A five-count proposed class action lawsuit aims to take defendants Frontier Airlines, Inc.; Airbus S.A.S.; and Airbus Group HQ Inc. to task for alleged “fume events” resulting from the possible defective design and manufacture of the companies’ Airbus fleet of aircraft.
Fume events occur when air inside an aircraft’s passenger cabin becomes contaminated with “pyrolised compounds” such as engine oil or de-icing or hydraulic fluid, according to the complaint. The case says fume events are caused by the bleeding of an Airbus’s air system, from which pre-heated compressed air is drawn from the engine and pumped directly into the passenger cabin after being cooled. Although these fume events reportedly happen repeatedly, and despite the availability of a more-ideal no-bleed system—one that features electrically driven compressors that pressurize an aircraft’s cabin—the defendants have taken no steps toward eliminating the “traditional pneumatic system and bleed manifold,” the plaintiff argues. Worse, the defendants have allegedly failed to warn customers that they may experience a fume event during flight.
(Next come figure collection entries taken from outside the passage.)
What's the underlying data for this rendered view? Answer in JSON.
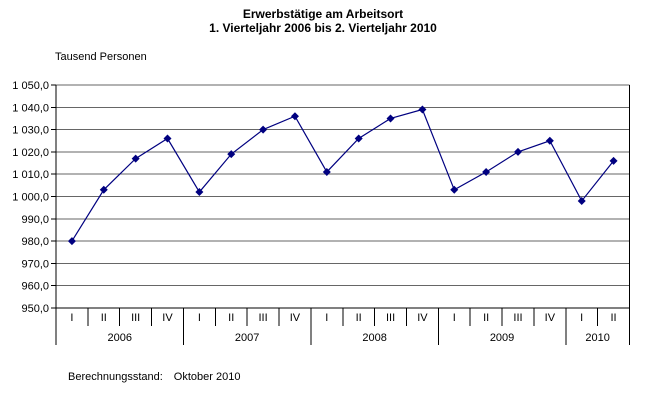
{
  "title": {
    "line1": "Erwerbstätige am Arbeitsort",
    "line2": "1. Vierteljahr 2006 bis 2. Vierteljahr 2010"
  },
  "y_axis_unit": "Tausend Personen",
  "footer": {
    "label": "Berechnungsstand:",
    "value": "Oktober 2010"
  },
  "colors": {
    "series": "#000080",
    "gridline": "#666666",
    "axis": "#000000",
    "background": "#ffffff",
    "text": "#000000"
  },
  "chart_data": {
    "type": "line",
    "title": "Erwerbstätige am Arbeitsort",
    "subtitle": "1. Vierteljahr 2006 bis 2. Vierteljahr 2010",
    "xlabel": "",
    "ylabel": "Tausend Personen",
    "ylim": [
      950,
      1050
    ],
    "y_tick_step": 10,
    "y_tick_labels": [
      "1 050,0",
      "1 040,0",
      "1 030,0",
      "1 020,0",
      "1 010,0",
      "1 000,0",
      "990,0",
      "980,0",
      "970,0",
      "960,0",
      "950,0"
    ],
    "grid": true,
    "legend": false,
    "marker": "diamond",
    "years": [
      {
        "label": "2006",
        "quarters": [
          "I",
          "II",
          "III",
          "IV"
        ]
      },
      {
        "label": "2007",
        "quarters": [
          "I",
          "II",
          "III",
          "IV"
        ]
      },
      {
        "label": "2008",
        "quarters": [
          "I",
          "II",
          "III",
          "IV"
        ]
      },
      {
        "label": "2009",
        "quarters": [
          "I",
          "II",
          "III",
          "IV"
        ]
      },
      {
        "label": "2010",
        "quarters": [
          "I",
          "II"
        ]
      }
    ],
    "series": [
      {
        "name": "Erwerbstätige am Arbeitsort",
        "values": [
          980,
          1003,
          1017,
          1026,
          1002,
          1019,
          1030,
          1036,
          1011,
          1026,
          1035,
          1039,
          1003,
          1011,
          1020,
          1025,
          998,
          1016
        ]
      }
    ]
  }
}
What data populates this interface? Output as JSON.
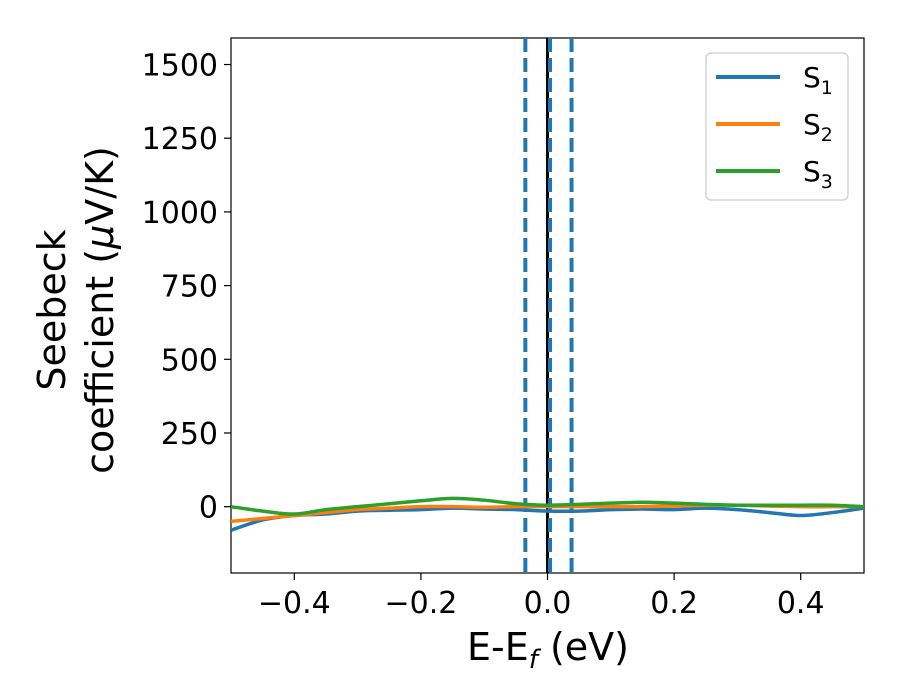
{
  "chart_data": {
    "type": "line",
    "title": "",
    "xlabel": {
      "main": "E-E",
      "sub": "f",
      "unit": " (eV)"
    },
    "ylabel": {
      "line1": "Seebeck",
      "line2": "coefficient  (",
      "mu": "μ",
      "unit": "V/K)"
    },
    "xlim": [
      -0.5,
      0.5
    ],
    "ylim": [
      -225,
      1590
    ],
    "xticks": [
      -0.4,
      -0.2,
      0.0,
      0.2,
      0.4
    ],
    "xtick_labels": [
      "−0.4",
      "−0.2",
      "0.0",
      "0.2",
      "0.4"
    ],
    "yticks": [
      0,
      250,
      500,
      750,
      1000,
      1250,
      1500
    ],
    "ytick_labels": [
      "0",
      "250",
      "500",
      "750",
      "1000",
      "1250",
      "1500"
    ],
    "grid": false,
    "legend_position": "top-right",
    "x": [
      -0.5,
      -0.45,
      -0.4,
      -0.35,
      -0.3,
      -0.25,
      -0.2,
      -0.15,
      -0.1,
      -0.05,
      0.0,
      0.05,
      0.1,
      0.15,
      0.2,
      0.25,
      0.3,
      0.35,
      0.4,
      0.45,
      0.5
    ],
    "series": [
      {
        "name": "S",
        "sub": "1",
        "color": "#1f77b4",
        "values": [
          -80,
          -45,
          -30,
          -25,
          -15,
          -12,
          -10,
          -5,
          -8,
          -10,
          -15,
          -15,
          -10,
          -8,
          -10,
          -5,
          -10,
          -20,
          -30,
          -20,
          -5
        ]
      },
      {
        "name": "S",
        "sub": "2",
        "color": "#ff7f0e",
        "values": [
          -50,
          -40,
          -30,
          -20,
          -10,
          -5,
          0,
          0,
          -2,
          0,
          0,
          0,
          0,
          0,
          2,
          5,
          5,
          2,
          0,
          0,
          0
        ]
      },
      {
        "name": "S",
        "sub": "3",
        "color": "#2ca02c",
        "values": [
          0,
          -15,
          -25,
          -10,
          0,
          10,
          20,
          28,
          22,
          10,
          5,
          8,
          12,
          15,
          12,
          8,
          5,
          5,
          5,
          5,
          0
        ]
      }
    ],
    "vlines": [
      {
        "x": 0.0,
        "style": "solid",
        "color": "#000000"
      },
      {
        "x": -0.035,
        "style": "dashed",
        "color": "#1f77b4"
      },
      {
        "x": 0.004,
        "style": "dashed",
        "color": "#1f77b4"
      },
      {
        "x": 0.038,
        "style": "dashed",
        "color": "#1f77b4"
      }
    ]
  }
}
At the center of the 27-page complaint is Frontier Flight 1630, which left Los Angeles International Airport bound for Orlando on June 2, 2017. Roughly two hours into the flight, according to the plaintiff, the A320 V1 Airbus experienced an air-quality issue in the cabin, from which the lawsuit says passengers “experienced physical distress,” including “passing out, choking, coughing and eye irritation.”
The flight was forced to make an emergency landing in Phoenix, the suit says, adding that although every passenger requested to leave the terminal, they were not permitted to do so for roughly three hours after they de-boarded.
“Frontier has refused to acknowledge the event,” the plaintiff says. “Indeed, publicly accessible records maintained by Frontier reported the flight as having landed on time in Orlando without incident.”